Can not use variable outside of If statement

Can you paste the specific error?

Uou are not passing anything to function here:

public function getStuff(){

The function don't have a clue about

$insert->free_meal

"Undefined variable: push"

Thats all I can Give you really because that is the specific error. Basically I am trying to use the if statements variable outside of the statement but which is inside of the method.

As @jlrdw said, your if condition is never executed so $push is never defined.

Define an empty variable $push = null before your if and it should work.

@JLRDW - I forgot to paste that code in. Sorry. Here it is.
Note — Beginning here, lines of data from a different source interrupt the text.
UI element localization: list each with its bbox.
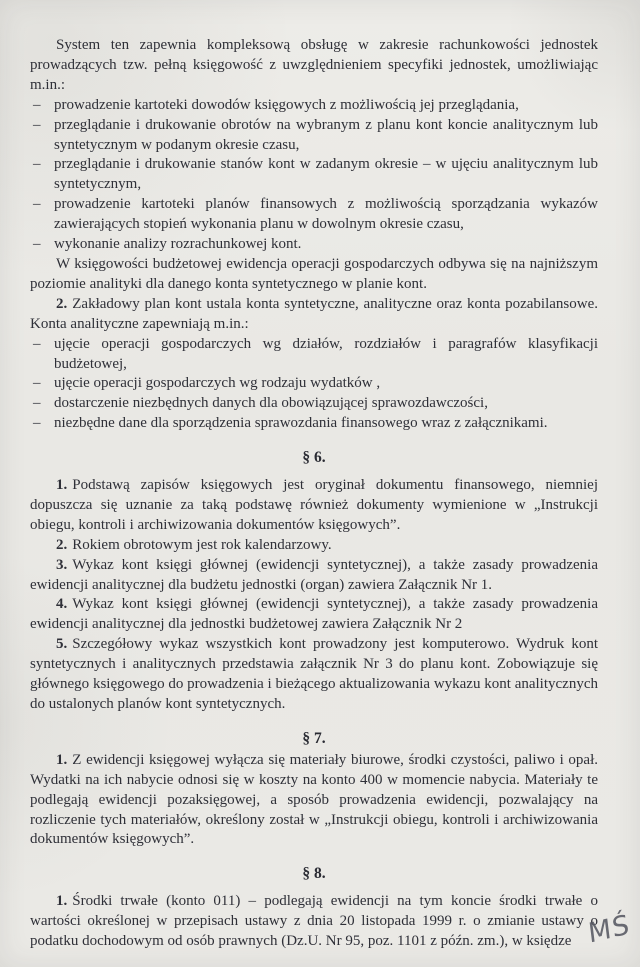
paragraph-numbered: [30, 751, 598, 851]
paragraph-text: Wykaz kont księgi głównej (ewidencji syntetycznej), a także zasady prowadzenia ewidencji analitycznej dla jednostki budżetowej zawiera Załącznik Nr 2: [30, 596, 598, 633]
list-item: [30, 374, 598, 394]
paragraph-text: Wykaz kont księgi głównej (ewidencji syntetycznej), a także zasady prowadzenia ewidencji analitycznej dla budżetu jednostki (organ) zawiera Załącznik Nr 1.: [30, 556, 598, 593]
paragraph-numbered: [30, 295, 598, 335]
paragraph-number: 3.: [56, 556, 68, 573]
section-heading-7: § 7.: [302, 729, 326, 747]
dash-marker: –: [33, 236, 41, 253]
dash-marker: –: [33, 335, 41, 352]
feature-list: [30, 335, 598, 435]
handwritten-initials: MŚ: [586, 909, 632, 950]
dash-marker: –: [33, 116, 41, 133]
paragraph-text: Środki trwałe (konto 011) – podlegają ewidencji na tym koncie środki trwałe o wartości określonej w przepisach ustawy z dnia 20 listopada 1999 r. o zmianie ustawy o podatku dochodowym od osób prawnych (Dz.U. Nr 95, poz. 1101 z późn. zm.), w księdze: [30, 893, 598, 950]
paragraph-numbered: [30, 556, 598, 596]
paragraph-number: 1.: [56, 751, 68, 768]
paragraph-numbered: [30, 635, 598, 715]
dash-marker: –: [33, 395, 41, 412]
paragraph-numbered: [30, 536, 598, 556]
paragraph-number: 1.: [56, 477, 68, 494]
list-item: [30, 96, 598, 116]
paragraph-numbered: [30, 476, 598, 536]
dash-marker: –: [33, 156, 41, 173]
list-item-text: ujęcie operacji gospodarczych wg działów, rozdziałów i paragrafów klasyfikacji budżetowej,: [54, 335, 598, 372]
paragraph: W księgowości budżetowej ewidencja operacji gospodarczych odbywa się na najniższym poziomie analityki dla danego konta syntetycznego w planie kont.: [30, 255, 598, 292]
list-item: [30, 155, 598, 195]
paragraph-number: 2.: [56, 295, 68, 312]
list-item: [30, 394, 598, 414]
list-item-text: ujęcie operacji gospodarczych wg rodzaju wydatków ,: [54, 375, 381, 392]
section-heading-6: § 6.: [302, 449, 326, 467]
dash-marker: –: [33, 415, 41, 432]
section-heading-8: § 8.: [302, 865, 326, 883]
list-item: [30, 335, 598, 375]
dash-marker: –: [33, 196, 41, 213]
list-item: [30, 116, 598, 156]
list-item-text: prowadzenie kartoteki planów finansowych z możliwością sporządzania wykazów zawierających stopień wykonania planu w dowolnym okresie czasu,: [54, 196, 598, 233]
paragraph-number: 2.: [56, 536, 68, 553]
paragraph-text: Szczegółowy wykaz wszystkich kont prowadzony jest komputerowo. Wydruk kont syntetycznych i analitycznych przedstawia załącznik Nr 3 do planu kont. Zobowiązuje się głównego księgowego do prowadzenia i bieżącego aktualizowania wykazu kont analitycznych do ustalonych planów kont syntetycznych.: [30, 636, 598, 712]
list-item-text: niezbędne dane dla sporządzenia sprawozdania finansowego wraz z załącznikami.: [54, 415, 548, 432]
paragraph-number: 1.: [56, 893, 68, 910]
paragraph-text: Podstawą zapisów księgowych jest oryginał dokumentu finansowego, niemniej dopuszcza się uznanie za taką podstawę również dokumenty wymienione w „Instrukcji obiegu, kontroli i archiwizowania dokumentów księgowych”.: [30, 477, 598, 533]
paragraph-number: 5.: [56, 636, 68, 653]
paragraph-numbered: [30, 892, 598, 952]
list-item-text: prowadzenie kartoteki dowodów księgowych z możliwością jej przeglądania,: [54, 96, 519, 113]
list-item: [30, 195, 598, 235]
dash-marker: –: [33, 96, 41, 113]
paragraph-text: Rokiem obrotowym jest rok kalendarzowy.: [72, 536, 332, 553]
list-item-text: dostarczenie niezbędnych danych dla obowiązującej sprawozdawczości,: [54, 395, 488, 412]
list-item-text: wykonanie analizy rozrachunkowej kont.: [54, 236, 302, 253]
paragraph-text: Z ewidencji księgowej wyłącza się materiały biurowe, środki czystości, paliwo i opał. Wydatki na ich nabycie odnosi się w koszty na konto 400 w momencie nabycia. Materiały te podlegają ewidencji pozaksięgowej, a sposób prowadzenia ewidencji, pozwalający na rozliczenie tych materiałów, określony został w „Instrukcji obiegu, kontroli i archiwizowania dokumentów księgowych”.: [30, 751, 598, 848]
list-item-text: przeglądanie i drukowanie stanów kont w zadanym okresie – w ujęciu analitycznym lub syntetycznym,: [54, 156, 598, 193]
paragraph-numbered: [30, 595, 598, 635]
dash-marker: –: [33, 375, 41, 392]
feature-list: [30, 96, 598, 255]
paragraph-number: 4.: [56, 596, 68, 613]
paragraph-text: Zakładowy plan kont ustala konta syntetyczne, analityczne oraz konta pozabilansowe. Konta analityczne zapewniają m.in.:: [30, 295, 598, 332]
list-item: [30, 414, 598, 434]
list-item-text: przeglądanie i drukowanie obrotów na wybranym z planu kont koncie analitycznym lub syntetycznym w podanym okresie czasu,: [54, 116, 598, 153]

public function getStuff(Request $request){

//Do some savings of data here
$insert = new Stuff;
$insert->free_meal = $request->free_meal;

$insert->save();

    if ($insert->free_meal == 1){
            $push = 'Guest is also eligible for a Free Meal';
    }

return $push;   

}

So after the save, I am trying to access that data using $insert->free_meal

You should always initialize your variables and use strict comparisons === Personally I leave out {} if it's only one statement, but it's personal.

public function getStuff(){

    $push = '';

    if ($insert->free_meal === '1')
        $push = 'Guest is also eligible for a Free Meal';

    return $push; 
}

@ARTCORE - This unfortunately does not work

Ok so for clearence here is the full code sample of what I am trying to do

public function getStuff(Request $request){

//Do some savings of data here
$insert = new Stuff;
$insert->free_meal = $request->free_meal;

$insert->save();

if ($insert->free_meal == 1){
        $push = 'Guest is also eligible for a Free Meal';
    }

$username = '121222121';
$password = '121222121';

$client = new \SmsSender($username, $password);
$message = $client->send(
        '0000000000', //This is where the mobile number goes
        $push // Message
    );

}

I hope this clears the confusion. I am trying to take that variable in to something else which is down below. I am trying to send that variable as the message inside the message sender.

Like stated before you need to initiate $pushin the top of your function

public function getStuff(Request $request)
{
     $push = '';

     //your code here
}

Read about variable scopes

https://www.php.net/manual/en/language.variables.scope.php

This isn't about scope since the variable is defined inside the same function.

The if condition is still not executed and you need to find out why.

Based on that code I would guess that $request->free_meal is not actually 1. Or it isn't saved into the $insert object.

I'd put a dd($insert->free_meal); right in front of the if condition to check it's actual value.

That said: It would still be a good idea to initiate the $push variable somewhere above since it makes it easier to read your function and what it is supposed to do.

@FTIERSCH - Actually you are right. It was a dumb mistake on my side. it was not returning 1 because I had a small issue while adding the free_meal to the db. So nothing was being passed. That was the whole issue here. Thanks!

if (request->inputfree_meal == 1){

Thank you everyone!

@pickab00 You still should define $push before your if() check to be proper.

$push = '';

if (some_condition) {
    $push = 'something else';
}

$push will now be defined whether or not "some_condition" was true.

@CRONIX - Yes I realized that a bit later. That was a mistake on me. Thanks!

@pickab00 you should still initialize $push before the conditional like many others above have told you to. If that conditional fails you're going to run into the same issues with the variable not being defined. But if the conditional always evaluates to true, then why do you even have it?